A Utah boarding school where survivors say children were beaten, drugged, and sexually abused has finally been shut down after the state revoked its licenses — and the only question worth asking is what took so long.
On July 17, the Utah Department of Health and Human Services pulled the residential treatment license for Provo Canyon School's Provo campus, following a similar revocation for its Springville campus on July 6. The school is no longer licensed to operate in Utah. But the closure didn't come from proactive oversight — it came after years of survivors refusing to stay quiet.
Paris Hilton, who attended the school in the mid-1990s, has been the most visible voice demanding accountability. In a 2020 documentary, she described being beaten, placed in solitary confinement for up to 20 hours, and given unknown pills by staff. In a 2022 New York Times video op-ed, she alleged something darker: that staff would take girls into a room at three or four in the morning and perform what she called medical exams that were not conducted by a doctor. "They would have us lay on the table and put their fingers inside of us," Hilton said. "And I don't know what they were doing, but it was definitely not a doctor."

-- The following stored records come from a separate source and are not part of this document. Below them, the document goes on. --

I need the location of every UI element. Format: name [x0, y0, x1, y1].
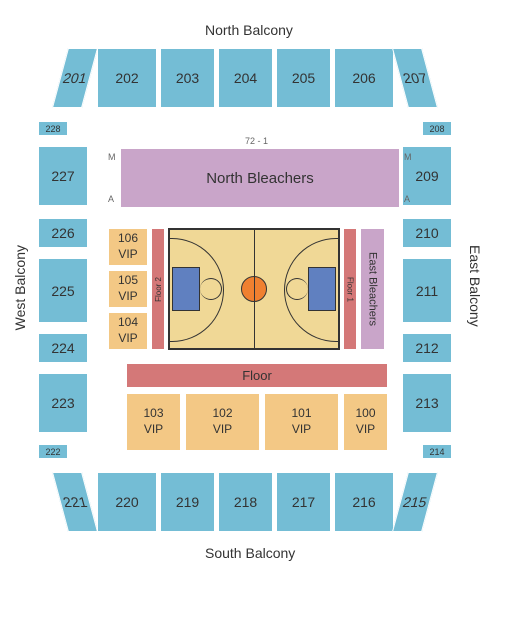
section-215[interactable]: 215 [392, 472, 438, 532]
section-222[interactable]: 222 [38, 444, 68, 459]
section-214[interactable]: 214 [422, 444, 452, 459]
section-216[interactable]: 216 [334, 472, 394, 532]
section-228[interactable]: 228 [38, 121, 68, 136]
north-balcony-label: North Balcony [205, 22, 293, 38]
section-225[interactable]: 225 [38, 258, 88, 323]
floor-2[interactable]: Floor 2 [151, 228, 165, 350]
floor-section[interactable]: Floor [126, 363, 388, 388]
section-101[interactable]: 101VIP [264, 393, 339, 451]
floor-1[interactable]: Floor 1 [343, 228, 357, 350]
section-105[interactable]: 105VIP [108, 270, 148, 308]
section-224[interactable]: 224 [38, 333, 88, 363]
section-205[interactable]: 205 [276, 48, 331, 108]
section-212[interactable]: 212 [402, 333, 452, 363]
row-label: A [404, 194, 410, 204]
east-bleachers[interactable]: East Bleachers [360, 228, 385, 350]
row-label: M [404, 152, 412, 162]
row-label: A [108, 194, 114, 204]
section-201[interactable]: 201 [52, 48, 98, 108]
east-balcony-label: East Balcony [467, 245, 483, 327]
section-218[interactable]: 218 [218, 472, 273, 532]
section-210[interactable]: 210 [402, 218, 452, 248]
section-208[interactable]: 208 [422, 121, 452, 136]
range-label: 72 - 1 [245, 136, 268, 146]
row-label: M [108, 152, 116, 162]
section-226[interactable]: 226 [38, 218, 88, 248]
west-balcony-label: West Balcony [12, 245, 28, 330]
section-102[interactable]: 102VIP [185, 393, 260, 451]
section-103[interactable]: 103VIP [126, 393, 181, 451]
south-balcony-label: South Balcony [205, 545, 295, 561]
section-202[interactable]: 202 [97, 48, 157, 108]
section-223[interactable]: 223 [38, 373, 88, 433]
section-211[interactable]: 211 [402, 258, 452, 323]
basketball-court [168, 228, 340, 350]
section-217[interactable]: 217 [276, 472, 331, 532]
north-bleachers[interactable]: North Bleachers [120, 148, 400, 208]
section-213[interactable]: 213 [402, 373, 452, 433]
section-100[interactable]: 100VIP [343, 393, 388, 451]
section-106[interactable]: 106VIP [108, 228, 148, 266]
section-221[interactable]: 221 [52, 472, 98, 532]
section-104[interactable]: 104VIP [108, 312, 148, 350]
section-203[interactable]: 203 [160, 48, 215, 108]
section-227[interactable]: 227 [38, 146, 88, 206]
section-219[interactable]: 219 [160, 472, 215, 532]
section-220[interactable]: 220 [97, 472, 157, 532]
section-207[interactable]: 207 [392, 48, 438, 108]
section-206[interactable]: 206 [334, 48, 394, 108]
section-204[interactable]: 204 [218, 48, 273, 108]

She wasn't alone. The Times reported the school faced a lawsuit with 49 plaintiffs alleging a former medical director had sexually abused them. On June 15, Hilton joined two families and their attorneys to announce lawsuits against Provo Canyon School and its parent company, Universal Health Services.
Rolling Stone framed the story around Hilton's emotional relief and her words: "This horrific chapter of abuse, neglect, and trauma has finally come to an end." The Deseret News gave more space to the bureaucratic mechanics — the licensing timeline, the 15-day window for the school to request a hearing, and the weekly monitoring planned through Aug. 16.
What neither outlet spent much time on is the parent company. Universal Health Services is one of the largest hospital management companies in the country. Follow the money and the question becomes why a corporation of that scale was allowed to operate a facility with this many allegations for this long.
The Disability Law Center of Utah raised the right concern in its statement, urging the state "not to wait until the harm rises to the level it has at PCS before taking whatever action is necessary to protect children." That's the real story. The state had strict conditions placed on the Provo campus in June. Multiple noncompliance citations were logged between March and July 2026. The system didn't catch this early. It responded after the damage was done and the pressure became unbearable.
Hilton said she will keep fighting until every abusive facility is held accountable. Good. But one school closing isn't accountability — it's a start. The troubled teen industry is full of institutions that operate behind closed doors with state authorization and parental trust. Provo Canyon School covered its windows when survivors protested outside so the children inside couldn't see them. That tells you everything about who these institutions protect.
The open question isn't whether Provo Canyon School deserved to close. It's how many others are still operating right now, with the same allegations, waiting for someone famous enough to force the state to act.